O Brasil foi um dos países que mais manteve as escolas fechadas na pandemia. Agora, é hora de todos se unirem para apoiar as crianças e os adolescentes
Ana Ligia Scachetti * Publicado em 27/04/2022, às 06h00
Trabalhar com alunos em diferentes níveis de aprendizagem sempre foi um ponto de atenção para os educadores. Mas com a pandemia de covid-19, que nos levou ao distanciamento social por quase dois anos, esse aspecto se intensificou bastante nas salas de aula brasileiras.
A Unicef estima que mais de 5 milhões de estudantes não tiveram acesso à educação em 2020 no nosso país. Naquele primeiro ano de pandemia, uma pesquisa realizada pela equipe da Nova Escola, mostrou que 59% dos professores de escolas privadas diziam que a maioria dos seus alunos estavam participando das atividades remotas, enquanto nas escolas públicas este número era de apenas 32%.
Todos sabemos que, de lá para cá, os professores, as famílias e os próprios estudantes se desdobraram para tornar alguma aprendizagem possível. Mas também sabemos que, apesar dos esforços, as perdas causadas pelos dois anos de pandemia são enormes e ainda maiores no caso das escolas públicas. Para agravar a nossa situação, nós fomos um dos países que tiveram o maior tempo de suspensão de aulas: a média em que as escolas brasileiras permaneceram completamente fechadas , em 2020, foi de 178 dias letivos. Já nos países membros da OCDE (Organização para a Cooperação e Desenvolvimento Econômico) esse número é de 58 dias.
Uma outra pesquisa da Nova Escola realizada em 2021 sobre a percepção dos educadores em relação à volta às aulas presenciais mostrou que 62,8% dos respondentes indicaram que o maior desafio enfrentado na retomada das aulas presenciais era a diferença entre os níveis de conhecimento dos alunos. A defasagem é uma consequência desses quase dois anos e um dos grandes desafios dos professores de 2022 em diante, com a volta das aulas presenciais.
A pandemia, entretanto, aproximou a escola de um parceiro essencial: as famílias das crianças e dos adolescentes. Durante o período de ensino remoto, muitos professores contaram com pais ou responsáveis para conseguir que as atividades propostas chegassem e fossem compreendidas pelos estudantes. O contexto mudou, felizmente, mas esse diálogo estreito não deveria terminar.
Agora é hora de retomar, mas, para isso, temos que conseguir que as crianças e os jovens voltem para a escola e aí começa um papel essencial dos adultos que os acompanham. É preciso valorizar, em casa, o retorno ao ambiente escolar.
Os responsáveis também podem ajudar os professores a saber quem é este aluno que volta para a escola.

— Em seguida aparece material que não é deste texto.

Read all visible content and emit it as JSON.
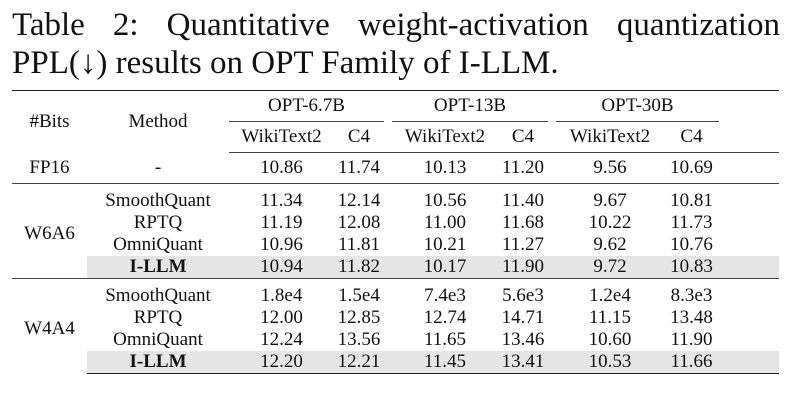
{
  "caption": {
    "line1_words": [
      "Table",
      "2:",
      "Quantitative",
      "weight-activation",
      "quantization"
    ],
    "line2": "PPL(↓) results on OPT Family of I-LLM."
  },
  "header": {
    "bits": "#Bits",
    "method": "Method",
    "models": [
      "OPT-6.7B",
      "OPT-13B",
      "OPT-30B"
    ],
    "datasets": [
      "WikiText2",
      "C4",
      "WikiText2",
      "C4",
      "WikiText2",
      "C4"
    ]
  },
  "fp16": {
    "bits": "FP16",
    "method": "-",
    "values": [
      "10.86",
      "11.74",
      "10.13",
      "11.20",
      "9.56",
      "10.69"
    ]
  },
  "w6a6": {
    "bits": "W6A6",
    "rows": [
      {
        "method": "SmoothQuant",
        "values": [
          "11.34",
          "12.14",
          "10.56",
          "11.40",
          "9.67",
          "10.81"
        ]
      },
      {
        "method": "RPTQ",
        "values": [
          "11.19",
          "12.08",
          "11.00",
          "11.68",
          "10.22",
          "11.73"
        ]
      },
      {
        "method": "OmniQuant",
        "values": [
          "10.96",
          "11.81",
          "10.21",
          "11.27",
          "9.62",
          "10.76"
        ]
      },
      {
        "method": "I-LLM",
        "values": [
          "10.94",
          "11.82",
          "10.17",
          "11.90",
          "9.72",
          "10.83"
        ]
      }
    ]
  },
  "w4a4": {
    "bits": "W4A4",
    "rows": [
      {
        "method": "SmoothQuant",
        "values": [
          "1.8e4",
          "1.5e4",
          "7.4e3",
          "5.6e3",
          "1.2e4",
          "8.3e3"
        ]
      },
      {
        "method": "RPTQ",
        "values": [
          "12.00",
          "12.85",
          "12.74",
          "14.71",
          "11.15",
          "13.48"
        ]
      },
      {
        "method": "OmniQuant",
        "values": [
          "12.24",
          "13.56",
          "11.65",
          "13.46",
          "10.60",
          "11.90"
        ]
      },
      {
        "method": "I-LLM",
        "values": [
          "12.20",
          "12.21",
          "11.45",
          "13.41",
          "10.53",
          "11.66"
        ]
      }
    ]
  }
}
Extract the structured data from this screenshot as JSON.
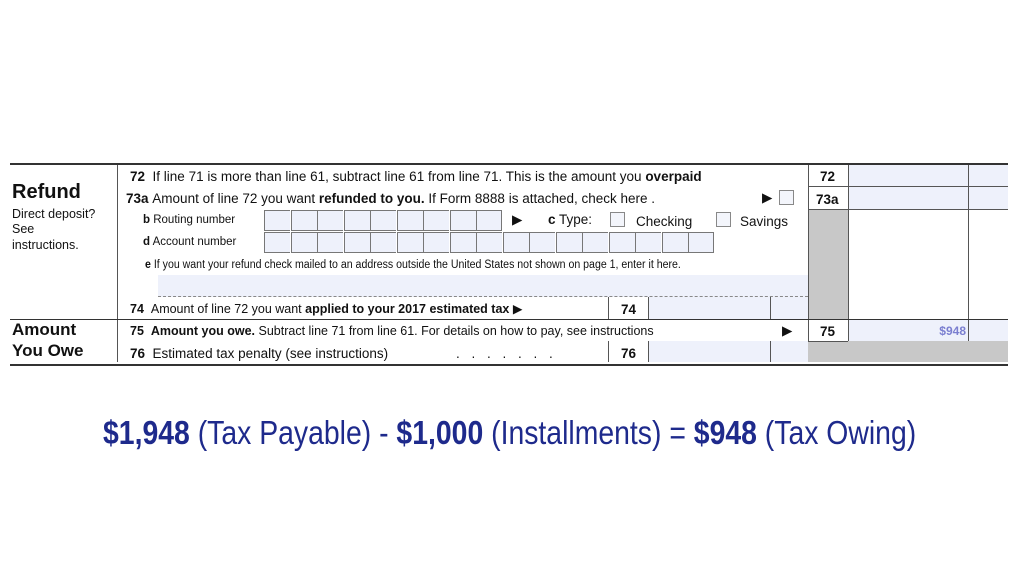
{
  "sections": {
    "refund": {
      "title": "Refund",
      "note_lines": [
        "Direct deposit?",
        "See",
        "instructions."
      ]
    },
    "amount_you_owe": {
      "title_lines": [
        "Amount",
        "You Owe"
      ]
    }
  },
  "lines": {
    "l72": {
      "num": "72",
      "text": "If line 71 is more than line 61, subtract line 61 from line 71. This is the amount you ",
      "bold": "overpaid",
      "box": "72"
    },
    "l73a": {
      "num": "73a",
      "text1": "Amount of line 72 you want ",
      "bold": "refunded to you.",
      "text2": " If Form 8888 is attached, check here .",
      "arrow": "▶",
      "box": "73a"
    },
    "l73b": {
      "letter": "b",
      "text": "Routing number",
      "arrow": "▶",
      "digits": 9
    },
    "l73c": {
      "letter": "c",
      "text": "Type:",
      "checking": "Checking",
      "savings": "Savings"
    },
    "l73d": {
      "letter": "d",
      "text": "Account number",
      "digits": 17
    },
    "l73e": {
      "letter": "e",
      "text": "If you want your refund check mailed to an address outside the United States not shown on page 1, enter it here."
    },
    "l74": {
      "num": "74",
      "text": "Amount of line 72 you want ",
      "bold": "applied to your 2017 estimated tax",
      "arrow": "▶",
      "box": "74"
    },
    "l75": {
      "num": "75",
      "bold": "Amount you owe.",
      "text": " Subtract line 71 from line 61. For details on how to pay, see instructions",
      "arrow": "▶",
      "box": "75",
      "value": "$948"
    },
    "l76": {
      "num": "76",
      "text": "Estimated tax penalty (see instructions)",
      "dots": ". . . . . . .",
      "box": "76"
    }
  },
  "equation": {
    "tax_payable": "$1,948",
    "tax_payable_label": " (Tax Payable) - ",
    "installments": " $1,000",
    "installments_label": " (Installments) = ",
    "tax_owing": "$948",
    "tax_owing_label": " (Tax Owing)"
  },
  "colors": {
    "equation": "#1e2a8c",
    "field_fill": "#eef1fb",
    "value_text": "#7b7fd0",
    "shaded": "#c8c8c8"
  }
}
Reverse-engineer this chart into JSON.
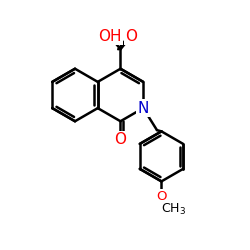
{
  "bg_color": "#ffffff",
  "bond_color": "#000000",
  "bond_width": 1.8,
  "atom_colors": {
    "O": "#ff0000",
    "N": "#0000cc",
    "C": "#000000"
  },
  "figsize": [
    2.5,
    2.5
  ],
  "dpi": 100,
  "xlim": [
    0.0,
    10.0
  ],
  "ylim": [
    0.0,
    10.0
  ]
}
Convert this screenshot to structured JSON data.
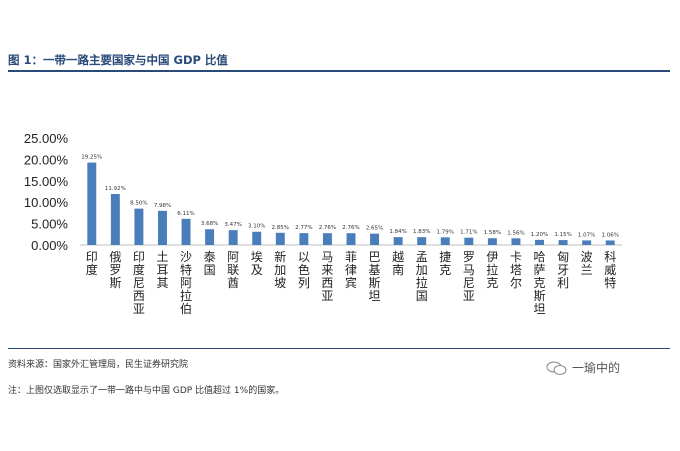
{
  "title": "图 1：一带一路主要国家与中国 GDP 比值",
  "source": "资料来源：国家外汇管理局，民生证券研究院",
  "note": "注：上图仅选取显示了一带一路中与中国 GDP 比值超过 1%的国家。",
  "watermark": "一瑜中的",
  "chart_data": {
    "type": "bar",
    "title": "",
    "xlabel": "",
    "ylabel": "",
    "ylim": [
      0,
      25
    ],
    "yticks": [
      "0.00%",
      "5.00%",
      "10.00%",
      "15.00%",
      "20.00%",
      "25.00%"
    ],
    "grid": false,
    "bar_color": "#4a7ebb",
    "categories": [
      "印度",
      "俄罗斯",
      "印度尼西亚",
      "土耳其",
      "沙特阿拉伯",
      "泰国",
      "阿联酋",
      "埃及",
      "新加坡",
      "以色列",
      "马来西亚",
      "菲律宾",
      "巴基斯坦",
      "越南",
      "孟加拉国",
      "捷克",
      "罗马尼亚",
      "伊拉克",
      "卡塔尔",
      "哈萨克斯坦",
      "匈牙利",
      "波兰",
      "科威特"
    ],
    "values": [
      19.25,
      11.92,
      8.5,
      7.98,
      6.11,
      3.68,
      3.47,
      3.1,
      2.85,
      2.77,
      2.76,
      2.76,
      2.65,
      1.84,
      1.83,
      1.79,
      1.71,
      1.58,
      1.56,
      1.2,
      1.15,
      1.07,
      1.06
    ],
    "labels": [
      "19.25%",
      "11.92%",
      "8.50%",
      "7.98%",
      "6.11%",
      "3.68%",
      "3.47%",
      "3.10%",
      "2.85%",
      "2.77%",
      "2.76%",
      "2.76%",
      "2.65%",
      "1.84%",
      "1.83%",
      "1.79%",
      "1.71%",
      "1.58%",
      "1.56%",
      "1.20%",
      "1.15%",
      "1.07%",
      "1.06%"
    ]
  }
}
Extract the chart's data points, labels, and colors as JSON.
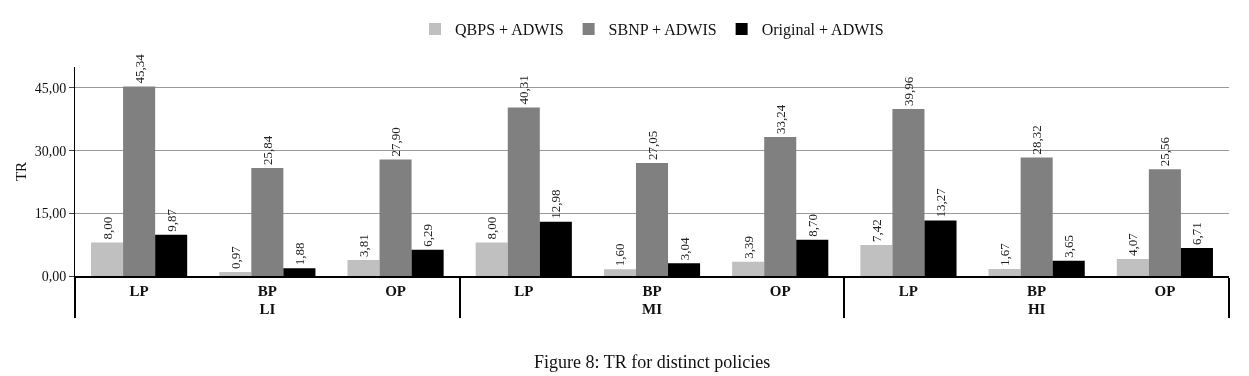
{
  "chart_data": {
    "type": "bar",
    "ylabel": "TR",
    "categories": [
      "LP",
      "BP",
      "OP",
      "LP",
      "BP",
      "OP",
      "LP",
      "BP",
      "OP"
    ],
    "series": [
      {
        "name": "QBPS + ADWIS",
        "color": "#c0c0c0",
        "values": [
          8.0,
          0.97,
          3.81,
          8.0,
          1.6,
          3.39,
          7.42,
          1.67,
          4.07
        ],
        "value_labels": [
          "8,00",
          "0,97",
          "3,81",
          "8,00",
          "1,60",
          "3,39",
          "7,42",
          "1,67",
          "4,07"
        ]
      },
      {
        "name": "SBNP + ADWIS",
        "color": "#808080",
        "values": [
          45.34,
          25.84,
          27.9,
          40.31,
          27.05,
          33.24,
          39.96,
          28.32,
          25.56
        ],
        "value_labels": [
          "45,34",
          "25,84",
          "27,90",
          "40,31",
          "27,05",
          "33,24",
          "39,96",
          "28,32",
          "25,56"
        ]
      },
      {
        "name": "Original + ADWIS",
        "color": "#000000",
        "values": [
          9.87,
          1.88,
          6.29,
          12.98,
          3.04,
          8.7,
          13.27,
          3.65,
          6.71
        ],
        "value_labels": [
          "9,87",
          "1,88",
          "6,29",
          "12,98",
          "3,04",
          "8,70",
          "13,27",
          "3,65",
          "6,71"
        ]
      }
    ],
    "annotations": [
      "LI",
      "MI",
      "HI",
      "Figure 8: TR for distinct policies"
    ],
    "ylim": [
      0,
      50
    ],
    "yticks": [
      {
        "value": 0,
        "label": "0,00"
      },
      {
        "value": 15,
        "label": "15,00"
      },
      {
        "value": 30,
        "label": "30,00"
      },
      {
        "value": 45,
        "label": "45,00"
      }
    ],
    "grid": "y",
    "legend": "top"
  }
}
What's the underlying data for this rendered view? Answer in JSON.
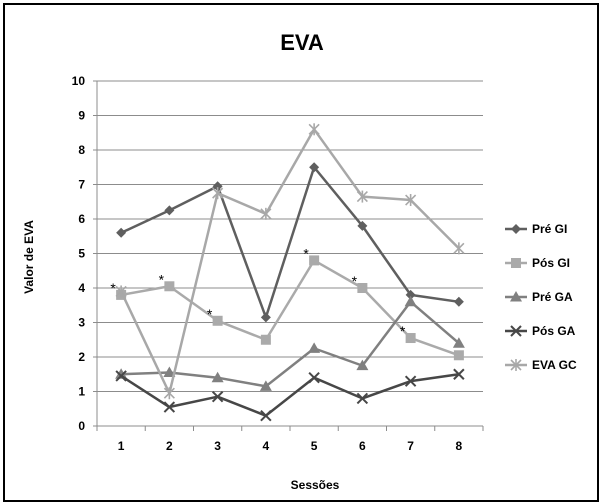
{
  "chart_data": {
    "type": "line",
    "title": "EVA",
    "xlabel": "Sessões",
    "ylabel": "Valor de EVA",
    "categories": [
      "1",
      "2",
      "3",
      "4",
      "5",
      "6",
      "7",
      "8"
    ],
    "ylim": [
      0,
      10
    ],
    "yticks": [
      "0",
      "1",
      "2",
      "3",
      "4",
      "5",
      "6",
      "7",
      "8",
      "9",
      "10"
    ],
    "grid": true,
    "legend_position": "right",
    "series": [
      {
        "name": "Pré GI",
        "marker": "diamond",
        "color": "#5f5f5f",
        "values": [
          5.6,
          6.25,
          6.95,
          3.15,
          7.5,
          5.8,
          3.8,
          3.6
        ]
      },
      {
        "name": "Pós GI",
        "marker": "square",
        "color": "#aaaaaa",
        "values": [
          3.8,
          4.05,
          3.05,
          2.5,
          4.8,
          4.0,
          2.55,
          2.05
        ]
      },
      {
        "name": "Pré GA",
        "marker": "triangle",
        "color": "#808080",
        "values": [
          1.5,
          1.55,
          1.4,
          1.15,
          2.25,
          1.75,
          3.6,
          2.4
        ]
      },
      {
        "name": "Pós GA",
        "marker": "x",
        "color": "#474747",
        "values": [
          1.45,
          0.55,
          0.85,
          0.3,
          1.4,
          0.8,
          1.3,
          1.5
        ]
      },
      {
        "name": "EVA GC",
        "marker": "star",
        "color": "#a8a8a8",
        "values": [
          3.9,
          0.95,
          6.75,
          6.15,
          8.6,
          6.65,
          6.55,
          5.15
        ]
      }
    ],
    "annotations": [
      {
        "text": "*",
        "x": "1",
        "y": 3.8
      },
      {
        "text": "*",
        "x": "2",
        "y": 4.05
      },
      {
        "text": "*",
        "x": "3",
        "y": 3.05
      },
      {
        "text": "*",
        "x": "5",
        "y": 4.8
      },
      {
        "text": "*",
        "x": "6",
        "y": 4.0
      },
      {
        "text": "*",
        "x": "7",
        "y": 2.55
      }
    ]
  }
}
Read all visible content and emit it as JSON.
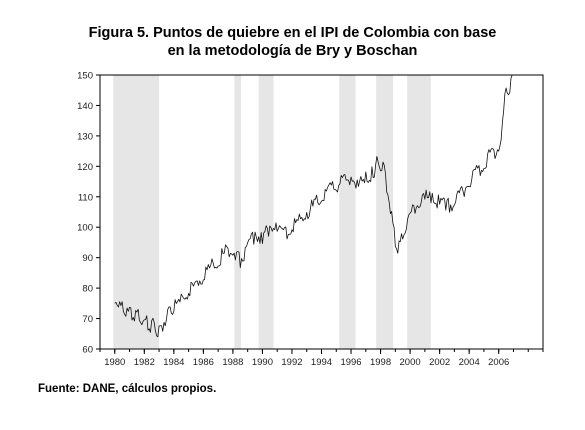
{
  "chart_data": {
    "type": "line",
    "title_line1": "Figura 5. Puntos de quiebre en el IPI de Colombia con base",
    "title_line2": "en la metodología de Bry y Boschan",
    "xlim": [
      1979,
      2009
    ],
    "ylim": [
      60,
      150
    ],
    "y_ticks": [
      60,
      70,
      80,
      90,
      100,
      110,
      120,
      130,
      140,
      150
    ],
    "x_ticks": [
      "1980",
      "1982",
      "1984",
      "1986",
      "1988",
      "1990",
      "1992",
      "1994",
      "1996",
      "1998",
      "2000",
      "2002",
      "2004",
      "2006"
    ],
    "shaded_periods": [
      [
        1979.9,
        1983.0
      ],
      [
        1988.1,
        1988.55
      ],
      [
        1989.75,
        1990.75
      ],
      [
        1995.2,
        1996.3
      ],
      [
        1997.7,
        1998.85
      ],
      [
        1999.8,
        2001.4
      ]
    ],
    "series": [
      {
        "x": [
          1980.0,
          1980.25,
          1980.5,
          1980.75,
          1981.0,
          1981.25,
          1981.5,
          1981.75,
          1982.0,
          1982.25,
          1982.5,
          1982.75,
          1983.0,
          1983.25,
          1983.5,
          1983.75,
          1984.0,
          1984.5,
          1985.0,
          1985.5,
          1986.0,
          1986.5,
          1987.0,
          1987.5,
          1988.0,
          1988.25,
          1988.5,
          1989.0,
          1989.5,
          1990.0,
          1990.5,
          1991.0,
          1991.5,
          1992.0,
          1992.5,
          1993.0,
          1993.5,
          1994.0,
          1994.5,
          1995.0,
          1995.5,
          1996.0,
          1996.5,
          1997.0,
          1997.5,
          1997.75,
          1998.0,
          1998.25,
          1998.5,
          1998.75,
          1999.0,
          1999.25,
          1999.5,
          2000.0,
          2000.5,
          2001.0,
          2001.5,
          2002.0,
          2002.5,
          2003.0,
          2003.5,
          2004.0,
          2004.5,
          2005.0,
          2005.5,
          2006.0,
          2006.25,
          2006.5,
          2006.75,
          2007.0
        ],
        "values": [
          75,
          76,
          73,
          72,
          72,
          71,
          71,
          70,
          69,
          68,
          68,
          67,
          65,
          68,
          71,
          72,
          74,
          76,
          79,
          81,
          84,
          87,
          89,
          92,
          93,
          90,
          89,
          94,
          97,
          97,
          100,
          100,
          98,
          100,
          102,
          105,
          107,
          110,
          112,
          114,
          115,
          116,
          114,
          116,
          118,
          121,
          121,
          118,
          112,
          103,
          96,
          93,
          98,
          104,
          108,
          110,
          109,
          108,
          107,
          108,
          111,
          115,
          118,
          121,
          124,
          126,
          133,
          146,
          145,
          150
        ]
      }
    ],
    "source": "Fuente: DANE, cálculos propios."
  }
}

Que experiências ele teve? O que aprendeu neste período? Por quais perdas ou dificuldades ele passou? Com quem e de que ele brincou enquanto estava em casa? Tudo isso precisa ser diagnosticado e acolhido.
Finalmente, com as questões emocionais, comportamentais e contextuais consideradas, olhemos para a parte mais formal do aprendizado. Temos que ganhar tempo e favorecer que os alunos de hoje consigam seguir sua vida escolar com qualidade nos próximos anos. Para isso, a escola vai precisar priorizar o escopo a ser trabalhado, variar as estratégias de ensino, avaliar constantemente e planejar com base no que a avaliação revelar. A lição de casa, projetos e pesquisas feitos fora do horário de aula podem ser aliados relevantes neste processo e os pais e responsáveis podem ser envolvidos para acompanhar e potencializar tais percursos de aprendizagem.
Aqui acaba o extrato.